Das mit dem DU und SIE ist so eine Sache. Maßlos hat es sich in den letzten Jahren breitgemacht, das DU in der bundesdeutschen Gesellschaft, in nahezu alle Nischen ist es gekrochen. Blickt man fünfzig, sechzig Jahre zurück, herrschten noch andere Sitten: Das SIE galt als eine Äußerung der Höflichkeit, es kommunizierte Distanz und Respekt. Jede*r Volljährige hatte das Recht, gesiezt zu werden. Trafen sich zwei Seiten zum allerersten Mal, war das SIE Pflicht. Beide Seiten konnten sich zu einem späteren Zeitpunkt auf ein DU einigen – im gegenseitigen Einvernehmen. Gleichzeitig unterlag das Angebot des DU einem hierarchischen Reglement: Der Chef durfte seinem Angestellten, der Lehrer seinen Schüler*innen das DU anbieten; der Ältere dem Jüngeren; die Frau dem Mann. Wer gegen diese Regeln verstieß, hatte ausgesprochen schlechte Manieren. Geduzt hatte man sich im familiären Umfeld, in der Verwandtschaft, im Freundes- und Bekanntenkreis.

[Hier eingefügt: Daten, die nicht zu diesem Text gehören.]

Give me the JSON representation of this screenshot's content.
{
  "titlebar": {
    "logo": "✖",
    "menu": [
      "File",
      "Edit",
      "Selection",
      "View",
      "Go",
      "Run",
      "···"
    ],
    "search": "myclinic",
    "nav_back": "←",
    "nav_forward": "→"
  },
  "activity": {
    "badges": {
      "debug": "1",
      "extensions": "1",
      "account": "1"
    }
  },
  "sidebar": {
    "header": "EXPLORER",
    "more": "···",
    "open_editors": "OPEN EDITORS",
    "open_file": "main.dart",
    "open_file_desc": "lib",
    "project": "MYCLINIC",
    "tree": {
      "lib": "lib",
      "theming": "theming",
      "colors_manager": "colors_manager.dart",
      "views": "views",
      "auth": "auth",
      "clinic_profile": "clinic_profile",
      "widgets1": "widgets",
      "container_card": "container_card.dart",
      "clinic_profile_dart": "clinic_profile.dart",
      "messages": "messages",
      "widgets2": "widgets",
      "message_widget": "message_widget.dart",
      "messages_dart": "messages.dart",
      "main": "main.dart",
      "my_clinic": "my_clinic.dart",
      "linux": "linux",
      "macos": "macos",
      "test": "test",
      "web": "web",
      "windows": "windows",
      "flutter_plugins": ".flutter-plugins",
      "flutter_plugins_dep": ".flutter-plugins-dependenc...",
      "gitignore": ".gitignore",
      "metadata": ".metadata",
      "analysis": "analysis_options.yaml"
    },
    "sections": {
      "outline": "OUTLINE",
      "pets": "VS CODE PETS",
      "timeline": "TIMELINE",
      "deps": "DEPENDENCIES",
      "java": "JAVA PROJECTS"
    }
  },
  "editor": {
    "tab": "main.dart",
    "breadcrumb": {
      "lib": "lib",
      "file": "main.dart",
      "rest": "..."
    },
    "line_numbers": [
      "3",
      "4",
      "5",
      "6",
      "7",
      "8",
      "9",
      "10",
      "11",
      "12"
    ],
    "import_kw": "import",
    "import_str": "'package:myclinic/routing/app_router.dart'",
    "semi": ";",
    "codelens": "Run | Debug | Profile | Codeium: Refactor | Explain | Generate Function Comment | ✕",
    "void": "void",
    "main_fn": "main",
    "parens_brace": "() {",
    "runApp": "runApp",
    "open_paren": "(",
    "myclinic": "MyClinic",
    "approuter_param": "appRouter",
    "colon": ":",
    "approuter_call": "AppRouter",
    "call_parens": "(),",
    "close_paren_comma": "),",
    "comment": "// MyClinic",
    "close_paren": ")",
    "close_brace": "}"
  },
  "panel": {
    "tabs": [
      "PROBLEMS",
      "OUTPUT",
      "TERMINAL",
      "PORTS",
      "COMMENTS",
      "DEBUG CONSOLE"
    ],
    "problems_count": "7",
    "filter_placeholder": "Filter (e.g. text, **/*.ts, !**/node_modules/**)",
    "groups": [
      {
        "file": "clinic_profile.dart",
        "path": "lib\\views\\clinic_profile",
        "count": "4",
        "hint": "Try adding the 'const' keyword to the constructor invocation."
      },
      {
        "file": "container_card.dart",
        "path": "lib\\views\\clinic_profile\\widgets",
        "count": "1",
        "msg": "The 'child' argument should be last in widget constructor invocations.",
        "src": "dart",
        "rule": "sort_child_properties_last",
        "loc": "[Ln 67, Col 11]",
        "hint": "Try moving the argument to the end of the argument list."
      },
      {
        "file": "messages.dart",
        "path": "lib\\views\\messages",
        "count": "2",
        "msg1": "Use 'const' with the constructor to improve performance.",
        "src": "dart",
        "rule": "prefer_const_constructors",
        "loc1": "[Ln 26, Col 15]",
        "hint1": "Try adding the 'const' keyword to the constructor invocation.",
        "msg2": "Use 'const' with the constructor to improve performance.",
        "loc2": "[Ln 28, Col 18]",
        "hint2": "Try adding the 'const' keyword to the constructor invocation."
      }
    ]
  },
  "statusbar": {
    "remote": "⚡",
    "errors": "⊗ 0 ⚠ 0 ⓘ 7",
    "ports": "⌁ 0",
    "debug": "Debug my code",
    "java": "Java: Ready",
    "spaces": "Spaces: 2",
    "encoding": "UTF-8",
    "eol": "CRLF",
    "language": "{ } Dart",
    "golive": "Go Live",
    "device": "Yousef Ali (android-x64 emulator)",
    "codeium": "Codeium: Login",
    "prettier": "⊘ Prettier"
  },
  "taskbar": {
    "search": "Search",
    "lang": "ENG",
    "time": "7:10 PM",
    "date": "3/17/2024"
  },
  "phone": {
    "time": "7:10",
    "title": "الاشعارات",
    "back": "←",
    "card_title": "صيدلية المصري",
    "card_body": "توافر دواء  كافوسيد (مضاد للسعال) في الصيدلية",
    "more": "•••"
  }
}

Heute hat das SIE Seltenheitswert, es ist eher Ausnahme als Regel. Der Verkäufer hinter der Ladentheke duzt seine Kundschaft, die Bedienung in der Gaststätte den Mann, der ihr Vater sein könnte. Aus den sozialen Medien ist das SIE ganz verschwunden, immer häufiger ist es auch im beruflichen Kontext nicht mehr üblich. Den Chef zu duzen, ist (fast) Normalität (geworden).

Zeitgeschichtliches

Veränderungen im Sprachgebrauch hatte es in der Geschichte immer wieder gegeben. Noch in den 1960er Jahren siezten sich die Studenten an den bundesdeutschen Universitäten, erst mit der 68er-Generation veränderte sich das Bild. Das DU wurde ein politisches Statement, war Symbol einer politisch linken, hierarchiekritischen Einstellung. Auch in der DDR war das DU ein solidarisches Bekenntnis und Ausdruck des Gleichheitsgedankens. Ähnliches findet sich in der Folge der Französischen Revolution, als das SIE abgeschafft und das DU staatlich verordnet wurde.

Seinen politischen Anstrich hat das DU verloren. Heute ist mit ihm ein junges und dynamische Image assoziiert. Wer jung und dynamisch rüberkommen möchte (oder muss), duzt. Auf Teufel komm raus. Über alles hinweg. Ungefragt.

Angesichts der fortschreitenden Globalisierung und der damit einhergehenden Vorherrschaft der englischen Sprache wird es zunehmend schwieriger, sich auf die Seite des SIEs zu stellen. Die englische Sprache kennt die Differenzierung zwischen DU und SIE nicht, alle sprechen sich mit „you“ an. Die Präsenz großer amerikanischer Firmen in Deutschland macht es leicht, das „you“ bzw. DU auch in den deutschen Sprachgebrauch einfließen zu lassen.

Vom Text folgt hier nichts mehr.